Unlängst präsidierte zu Paris der Rechnungskammer ein hoher adliger Beamter, der zwar schon ziemlich bei Jahren, aber noch sehr vergnügt und heiter in seiner Lebensführung sowie auch in seinen Gesprächen war, mochte er sie an Männer oder Frauen richten.

Dieser gute Herr hatte eine Frau geheiratet, die schon alt und kränklich war, ihm aber eine schöne Nachkommenschaft geschenkt hatte. Unter den sonstigen Fräulein, Kammerfrauen und Dienerinnen seines Hauses war die von der Natur mit den schönsten Reizen gezierte ein Mädchen, das die gewöhnlichen Wirtschaftsarbeiten besorgte, die Betten machte, Brot backte und anderes dergleichen mehr.

Der Herr, der sich der Liebesspeise nur solange enthielt, als er keine Gelegenheit zum Essen hatte, verbarg nicht lange dem schönen Mädchen sein großes Wohlwollen und hielt ihr eine lange Rede von den verliebten Stürmen, die ihm fortwährend die Liebe schickte, verfolgte ständig seine Absicht, versprach ihr alle Güter der Welt und erbot sich, wie es in seiner Macht liege, ihr in der und der und der Beziehung sehr förderlich zu sein. Und wer den Ritter hörte, hätte gemeint, dem Mädchen würde nie so viel Glück erblühen, als wenn es seinem Liebesverlangen nachgäbe.

Das schöne, gute, kluge Mädchen war nicht so dumm, auf die freundlichen Worte seines Herrn eine Antwort, die dem eigenen Vorteil zuwidergelaufen wäre, zu geben, sondern entschuldigte sich so liebenswürdig, daß der Herr sie loben mußte, obwohl er lieber gesehen, wenn sie einen andern Weg eingeschlagen hätte. Als der Herr bemerkte, daß er mit Güte nichts erreichte, sprach er streng zu ihr, doch das gute Mädchen wollte lieber sterben als seine Ehre verlieren, ließ sich nicht dadurch in Schrecken jagen, sondern antwortete ihm keck, er könne sagen und tun, was ihm beliebe, doch nie werde der Tag kommen, da es in seine Wünsche willigen werde.

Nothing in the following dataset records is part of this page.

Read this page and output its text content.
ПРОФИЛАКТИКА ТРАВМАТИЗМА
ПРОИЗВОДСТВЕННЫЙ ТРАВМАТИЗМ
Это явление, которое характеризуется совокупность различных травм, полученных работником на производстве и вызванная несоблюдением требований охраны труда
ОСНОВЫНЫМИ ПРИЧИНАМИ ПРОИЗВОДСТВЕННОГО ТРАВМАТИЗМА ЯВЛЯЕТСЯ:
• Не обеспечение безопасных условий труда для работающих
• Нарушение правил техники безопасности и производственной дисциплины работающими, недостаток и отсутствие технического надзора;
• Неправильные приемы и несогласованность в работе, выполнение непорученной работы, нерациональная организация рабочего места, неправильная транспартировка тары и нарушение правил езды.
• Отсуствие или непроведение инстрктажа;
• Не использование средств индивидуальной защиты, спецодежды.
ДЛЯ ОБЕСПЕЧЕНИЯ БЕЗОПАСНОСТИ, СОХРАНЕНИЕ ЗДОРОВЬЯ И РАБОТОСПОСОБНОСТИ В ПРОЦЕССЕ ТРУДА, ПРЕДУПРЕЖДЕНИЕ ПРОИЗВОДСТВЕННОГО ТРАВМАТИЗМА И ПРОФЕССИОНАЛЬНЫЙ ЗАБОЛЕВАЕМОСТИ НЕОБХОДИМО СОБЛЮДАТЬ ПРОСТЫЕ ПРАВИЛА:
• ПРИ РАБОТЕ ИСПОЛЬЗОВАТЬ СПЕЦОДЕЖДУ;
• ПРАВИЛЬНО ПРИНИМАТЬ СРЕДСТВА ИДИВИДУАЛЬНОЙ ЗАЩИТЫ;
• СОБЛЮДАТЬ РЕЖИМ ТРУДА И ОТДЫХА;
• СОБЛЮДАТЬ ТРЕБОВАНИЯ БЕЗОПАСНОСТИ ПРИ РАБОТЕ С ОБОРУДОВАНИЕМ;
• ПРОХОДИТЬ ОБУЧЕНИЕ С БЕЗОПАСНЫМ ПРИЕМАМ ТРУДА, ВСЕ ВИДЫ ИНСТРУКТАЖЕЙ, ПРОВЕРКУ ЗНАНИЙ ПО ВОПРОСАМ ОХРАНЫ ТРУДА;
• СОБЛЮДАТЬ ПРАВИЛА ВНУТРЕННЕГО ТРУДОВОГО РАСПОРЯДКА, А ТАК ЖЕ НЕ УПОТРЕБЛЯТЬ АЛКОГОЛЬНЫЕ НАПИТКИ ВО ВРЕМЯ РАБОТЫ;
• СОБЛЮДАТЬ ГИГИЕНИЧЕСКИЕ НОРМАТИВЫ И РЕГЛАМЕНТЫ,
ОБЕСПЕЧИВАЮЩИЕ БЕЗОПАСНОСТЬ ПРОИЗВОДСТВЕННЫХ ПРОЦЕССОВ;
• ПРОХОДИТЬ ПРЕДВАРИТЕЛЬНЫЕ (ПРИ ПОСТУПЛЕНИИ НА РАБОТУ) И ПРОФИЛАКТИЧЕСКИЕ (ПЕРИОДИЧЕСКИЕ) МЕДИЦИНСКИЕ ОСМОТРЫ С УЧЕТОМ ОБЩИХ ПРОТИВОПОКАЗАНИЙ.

Als der Herr sie hartnäckig auf ihrem Willen beharren sah, unterließ er es, ich weiß nicht wieviel Tage, sie mit verliebten Worten zu bestürmen, doch warf er ihr Blicke zu und machte ihr sonstige kleine Zeichen, die dem Mädchen recht lästig waren. Und da es Unfrieden zwischen dem Herrn und Madame zu stiften fürchtete, wollte es ihr die Untreue des Herrn verheimlichen und beschloß, ihr alles erst so spät wie möglich aufzudecken.

Die Andacht des Herrn für die Heiligtümer seines Mädchens wuchs von Tag zu Tag, und ihm genügte es nicht, es nur in seinem Herzen zu lieben und ihm zu dienen, sondern er wollte es sich wie vorher durch Bitten geneigt machen. Daher kam er zu ihm und begann abermals wie früher mit seinen Reden und bekräftigte durch hunderttausend Eide und ebenso viele Versprechen seine Worte.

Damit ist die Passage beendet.